# We need a TinBoats get together!



## Captain Ahab (May 26, 2017)

So lets do a get together - someplace central to most - or close to me  


Who is up for a fishing adventure?


----------



## KMixson (May 26, 2017)

I would like a get together. I went to Dale Hollow for that get together and it was fun. We need to do it again.


----------



## Jim (May 26, 2017)

Lets do it!


----------



## Crazyboat (May 26, 2017)

I'm in NJ, I'm willing. Yeah this is going to happen.


----------



## Stumpalump (May 26, 2017)

Vegas Baby!


----------



## Riverman (May 26, 2017)

So hard to find a place central to everyone.


----------



## Captain Ahab (May 27, 2017)

Riverman said:


> So hard to find a place central to everyone.




Well all we need is a place mot people will go. I like the idea of the south for big bass or Wisconsin area for essox


----------



## Johnny (May 27, 2017)

the Sign Crafters have similar get-togethers quite often.
someone volunteers a shop with lots of room and about 
60-175 fellow craftsmen deluge on his/her shop for a weekend.
usually it is somewhere in Florida in the mid of winter and up North
in the US or Canada for the hotter months. Austrailia often kicks in also.

so - we just need a "volunteer" with lots of parking space.
several available boats for those that can't bring one
and has lots of extra rods and tackle boxes to support the cause.
then - notify as many potential sponsors as possible to donate 
all sorts of fishing/boating related products. maybe a new Johnson 25hp
or fully tricked out Ranger boat.

_THAT_ is how a fishing get-together should be done !!

jus my Dos Centavos



.


----------



## PATRIOT (May 27, 2017)

Stumpalump said:


> Vegas Baby!


*Willow Beach and the Hot Springs . . . Lake Mead Recreation Area!*


----------



## Captain Ahab (May 28, 2017)

I thought Lake Meade has all sort of special restrictions on boats?


----------



## PATRIOT (May 28, 2017)

Captain Ahab said:


> I thought Lake Meade has all sort of special restrictions on boats?
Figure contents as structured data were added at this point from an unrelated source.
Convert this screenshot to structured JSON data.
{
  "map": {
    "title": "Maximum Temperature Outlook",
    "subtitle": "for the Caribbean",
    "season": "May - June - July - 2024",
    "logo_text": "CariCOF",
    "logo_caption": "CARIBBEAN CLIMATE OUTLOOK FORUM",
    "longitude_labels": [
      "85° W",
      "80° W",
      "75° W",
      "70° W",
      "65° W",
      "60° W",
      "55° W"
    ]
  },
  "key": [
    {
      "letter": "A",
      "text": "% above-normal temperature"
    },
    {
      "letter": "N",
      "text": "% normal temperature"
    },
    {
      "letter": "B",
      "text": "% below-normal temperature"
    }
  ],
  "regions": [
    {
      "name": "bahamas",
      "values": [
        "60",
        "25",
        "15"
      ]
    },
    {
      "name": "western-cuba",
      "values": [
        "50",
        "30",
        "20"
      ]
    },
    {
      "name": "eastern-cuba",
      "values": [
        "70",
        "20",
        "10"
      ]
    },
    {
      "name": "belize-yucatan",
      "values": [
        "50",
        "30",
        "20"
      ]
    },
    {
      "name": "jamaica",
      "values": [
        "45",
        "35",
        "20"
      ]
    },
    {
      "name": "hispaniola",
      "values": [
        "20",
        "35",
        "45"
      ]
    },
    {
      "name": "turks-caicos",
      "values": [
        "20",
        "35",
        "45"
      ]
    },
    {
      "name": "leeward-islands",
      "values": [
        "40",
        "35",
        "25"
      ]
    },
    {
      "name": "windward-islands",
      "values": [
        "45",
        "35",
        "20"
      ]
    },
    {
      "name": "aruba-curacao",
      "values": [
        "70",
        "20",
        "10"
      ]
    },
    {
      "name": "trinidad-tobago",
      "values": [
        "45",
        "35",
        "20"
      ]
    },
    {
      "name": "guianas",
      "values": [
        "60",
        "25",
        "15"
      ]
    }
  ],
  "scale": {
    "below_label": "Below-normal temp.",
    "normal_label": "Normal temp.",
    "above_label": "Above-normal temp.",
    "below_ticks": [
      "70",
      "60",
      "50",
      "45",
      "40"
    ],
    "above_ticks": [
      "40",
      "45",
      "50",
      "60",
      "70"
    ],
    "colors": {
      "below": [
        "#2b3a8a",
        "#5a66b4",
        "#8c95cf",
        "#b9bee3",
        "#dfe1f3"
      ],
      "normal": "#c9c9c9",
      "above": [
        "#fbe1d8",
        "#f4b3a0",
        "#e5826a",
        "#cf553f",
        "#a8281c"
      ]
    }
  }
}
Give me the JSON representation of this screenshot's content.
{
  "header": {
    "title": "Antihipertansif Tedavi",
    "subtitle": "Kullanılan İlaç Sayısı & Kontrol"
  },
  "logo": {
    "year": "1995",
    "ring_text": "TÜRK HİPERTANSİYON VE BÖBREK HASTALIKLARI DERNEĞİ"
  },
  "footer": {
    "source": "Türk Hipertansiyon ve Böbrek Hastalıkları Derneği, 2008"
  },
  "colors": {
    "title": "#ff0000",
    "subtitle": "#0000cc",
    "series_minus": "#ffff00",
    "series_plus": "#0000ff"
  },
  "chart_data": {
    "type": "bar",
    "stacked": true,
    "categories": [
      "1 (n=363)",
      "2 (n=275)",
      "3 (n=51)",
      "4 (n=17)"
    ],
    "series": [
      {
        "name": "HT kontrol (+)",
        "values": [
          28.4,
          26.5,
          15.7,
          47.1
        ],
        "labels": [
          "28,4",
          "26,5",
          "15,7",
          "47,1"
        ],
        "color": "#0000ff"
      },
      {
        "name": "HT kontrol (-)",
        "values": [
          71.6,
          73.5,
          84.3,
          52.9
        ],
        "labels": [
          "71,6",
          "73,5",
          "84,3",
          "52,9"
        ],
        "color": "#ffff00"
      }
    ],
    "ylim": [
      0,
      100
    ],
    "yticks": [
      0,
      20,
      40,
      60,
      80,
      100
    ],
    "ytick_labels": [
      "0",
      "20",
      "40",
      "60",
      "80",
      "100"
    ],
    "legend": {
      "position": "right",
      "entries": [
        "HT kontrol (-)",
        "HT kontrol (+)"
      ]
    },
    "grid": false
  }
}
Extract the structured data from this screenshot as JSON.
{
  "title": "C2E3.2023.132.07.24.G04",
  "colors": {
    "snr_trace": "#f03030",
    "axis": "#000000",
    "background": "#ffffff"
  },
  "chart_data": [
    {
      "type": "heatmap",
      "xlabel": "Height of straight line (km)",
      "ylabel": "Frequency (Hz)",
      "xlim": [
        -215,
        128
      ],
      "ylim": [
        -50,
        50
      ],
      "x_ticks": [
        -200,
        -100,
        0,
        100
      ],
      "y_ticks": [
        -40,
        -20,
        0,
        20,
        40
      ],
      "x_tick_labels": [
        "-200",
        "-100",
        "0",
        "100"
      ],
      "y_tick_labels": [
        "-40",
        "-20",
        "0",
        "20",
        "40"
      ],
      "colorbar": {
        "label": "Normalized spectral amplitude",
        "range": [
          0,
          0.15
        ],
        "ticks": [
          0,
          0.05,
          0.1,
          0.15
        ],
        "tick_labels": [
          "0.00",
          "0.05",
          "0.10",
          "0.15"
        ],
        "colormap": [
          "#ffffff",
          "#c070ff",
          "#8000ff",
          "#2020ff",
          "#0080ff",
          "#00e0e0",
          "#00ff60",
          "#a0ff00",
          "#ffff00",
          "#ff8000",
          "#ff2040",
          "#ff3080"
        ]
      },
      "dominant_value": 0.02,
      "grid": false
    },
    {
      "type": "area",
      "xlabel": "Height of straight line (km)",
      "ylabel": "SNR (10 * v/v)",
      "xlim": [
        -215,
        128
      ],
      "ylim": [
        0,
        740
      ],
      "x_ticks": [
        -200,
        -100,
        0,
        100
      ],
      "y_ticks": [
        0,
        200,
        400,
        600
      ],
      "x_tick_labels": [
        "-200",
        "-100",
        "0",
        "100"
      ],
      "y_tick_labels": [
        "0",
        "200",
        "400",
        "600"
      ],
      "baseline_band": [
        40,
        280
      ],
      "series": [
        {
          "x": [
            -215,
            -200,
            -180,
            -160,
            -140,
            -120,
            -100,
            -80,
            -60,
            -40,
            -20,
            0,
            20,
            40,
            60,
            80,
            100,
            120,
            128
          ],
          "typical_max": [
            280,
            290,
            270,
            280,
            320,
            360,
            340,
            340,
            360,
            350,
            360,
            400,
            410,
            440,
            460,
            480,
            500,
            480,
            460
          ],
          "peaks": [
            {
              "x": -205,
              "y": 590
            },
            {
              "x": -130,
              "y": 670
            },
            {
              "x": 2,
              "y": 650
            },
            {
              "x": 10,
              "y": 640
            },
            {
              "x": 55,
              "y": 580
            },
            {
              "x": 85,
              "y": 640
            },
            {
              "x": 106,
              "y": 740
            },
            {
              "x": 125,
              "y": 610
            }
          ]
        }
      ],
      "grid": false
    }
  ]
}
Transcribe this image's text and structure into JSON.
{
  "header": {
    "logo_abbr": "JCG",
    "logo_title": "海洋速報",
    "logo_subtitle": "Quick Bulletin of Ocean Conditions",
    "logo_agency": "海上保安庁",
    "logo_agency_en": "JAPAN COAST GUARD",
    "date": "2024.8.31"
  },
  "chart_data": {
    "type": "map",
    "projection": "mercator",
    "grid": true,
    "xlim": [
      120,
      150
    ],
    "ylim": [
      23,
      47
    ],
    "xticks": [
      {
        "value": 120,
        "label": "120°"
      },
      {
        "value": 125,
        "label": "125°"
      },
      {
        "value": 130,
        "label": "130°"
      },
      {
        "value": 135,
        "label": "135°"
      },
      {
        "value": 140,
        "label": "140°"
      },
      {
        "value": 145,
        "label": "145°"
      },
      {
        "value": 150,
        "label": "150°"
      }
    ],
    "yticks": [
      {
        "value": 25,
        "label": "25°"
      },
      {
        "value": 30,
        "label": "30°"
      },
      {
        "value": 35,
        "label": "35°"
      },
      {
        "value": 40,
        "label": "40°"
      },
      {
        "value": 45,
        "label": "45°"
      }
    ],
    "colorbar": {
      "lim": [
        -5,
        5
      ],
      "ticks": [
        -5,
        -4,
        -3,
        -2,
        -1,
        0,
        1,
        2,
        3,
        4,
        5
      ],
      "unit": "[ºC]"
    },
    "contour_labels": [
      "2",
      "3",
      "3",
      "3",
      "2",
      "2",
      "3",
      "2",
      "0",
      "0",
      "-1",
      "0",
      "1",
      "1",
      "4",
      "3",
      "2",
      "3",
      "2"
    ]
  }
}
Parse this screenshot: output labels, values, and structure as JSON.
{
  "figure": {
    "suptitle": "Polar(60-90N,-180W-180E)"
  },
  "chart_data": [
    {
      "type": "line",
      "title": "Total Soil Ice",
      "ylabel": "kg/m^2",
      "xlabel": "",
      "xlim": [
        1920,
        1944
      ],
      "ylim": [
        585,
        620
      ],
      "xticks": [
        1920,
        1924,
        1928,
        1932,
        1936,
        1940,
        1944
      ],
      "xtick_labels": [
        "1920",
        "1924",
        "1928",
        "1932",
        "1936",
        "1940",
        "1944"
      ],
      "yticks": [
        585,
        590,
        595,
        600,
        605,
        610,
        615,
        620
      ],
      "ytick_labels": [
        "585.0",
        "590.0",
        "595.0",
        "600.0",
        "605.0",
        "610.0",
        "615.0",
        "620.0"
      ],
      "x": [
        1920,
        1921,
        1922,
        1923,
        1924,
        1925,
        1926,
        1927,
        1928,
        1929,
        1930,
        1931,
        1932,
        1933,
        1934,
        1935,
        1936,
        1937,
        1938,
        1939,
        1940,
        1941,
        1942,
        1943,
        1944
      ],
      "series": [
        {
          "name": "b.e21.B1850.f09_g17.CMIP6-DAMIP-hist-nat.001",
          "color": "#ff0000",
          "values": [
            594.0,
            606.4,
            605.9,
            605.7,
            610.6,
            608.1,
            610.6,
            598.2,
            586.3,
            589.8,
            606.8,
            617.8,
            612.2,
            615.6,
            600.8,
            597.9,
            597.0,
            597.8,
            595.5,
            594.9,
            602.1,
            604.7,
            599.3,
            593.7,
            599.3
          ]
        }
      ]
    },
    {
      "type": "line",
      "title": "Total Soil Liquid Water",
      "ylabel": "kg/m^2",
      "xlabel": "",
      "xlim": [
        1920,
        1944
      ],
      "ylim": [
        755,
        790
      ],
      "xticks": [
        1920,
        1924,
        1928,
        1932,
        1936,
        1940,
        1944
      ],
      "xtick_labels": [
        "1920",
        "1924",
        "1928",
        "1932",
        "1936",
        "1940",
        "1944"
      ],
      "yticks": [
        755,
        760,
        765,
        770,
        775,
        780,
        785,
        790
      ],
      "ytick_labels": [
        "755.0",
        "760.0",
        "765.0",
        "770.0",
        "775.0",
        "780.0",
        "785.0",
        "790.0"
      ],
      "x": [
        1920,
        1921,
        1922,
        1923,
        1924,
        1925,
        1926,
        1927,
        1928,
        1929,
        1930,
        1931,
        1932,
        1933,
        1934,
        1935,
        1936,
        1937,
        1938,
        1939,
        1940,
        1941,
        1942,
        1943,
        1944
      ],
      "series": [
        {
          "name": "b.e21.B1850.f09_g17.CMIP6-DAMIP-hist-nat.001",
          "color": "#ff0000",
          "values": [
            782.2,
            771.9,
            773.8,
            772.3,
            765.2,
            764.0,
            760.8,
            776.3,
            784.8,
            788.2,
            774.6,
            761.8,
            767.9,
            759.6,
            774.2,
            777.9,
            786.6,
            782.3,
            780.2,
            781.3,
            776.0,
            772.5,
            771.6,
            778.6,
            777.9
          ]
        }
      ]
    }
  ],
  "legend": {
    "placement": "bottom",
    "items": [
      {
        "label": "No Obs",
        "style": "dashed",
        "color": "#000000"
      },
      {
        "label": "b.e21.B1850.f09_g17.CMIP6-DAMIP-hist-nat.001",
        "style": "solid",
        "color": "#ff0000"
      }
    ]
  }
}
As long as it floats, you can run it.
Only issue now is that it's so low, it's impossible to go upstream into the Grand Canyon.


----------



## LDUBS (May 28, 2017)

PATRIOT said:


> Captain Ahab said:
> 
> 
> > I thought Lake Meade has all sort of special restrictions on boats?
> ...



I hear it is infested with quagga mussels. I was at hoover dam late last year. Water looked like it was down well over 100', but it is a huge lake and there is still a lot of boating happening.


----------



## gnappi (May 30, 2017)

I think Memphis is the all around central location for everyone on both coasts, north and south. But, leaving Florida is not in the cards for me. Too many fish, too many lakes, not enough time.


----------



## evidrine84 (May 31, 2017)

How many members are there in each state? May be worth looking into an annual state by state get together. 

Sent from my HTC One using Tapatalk


----------



## Captain Ahab (Jun 1, 2017)

evidrine84 said:


> How many members are there in each state? May be worth looking into an annual state by state get together.
> 
> Sent from my HTC One using Tapatalk




yes


----------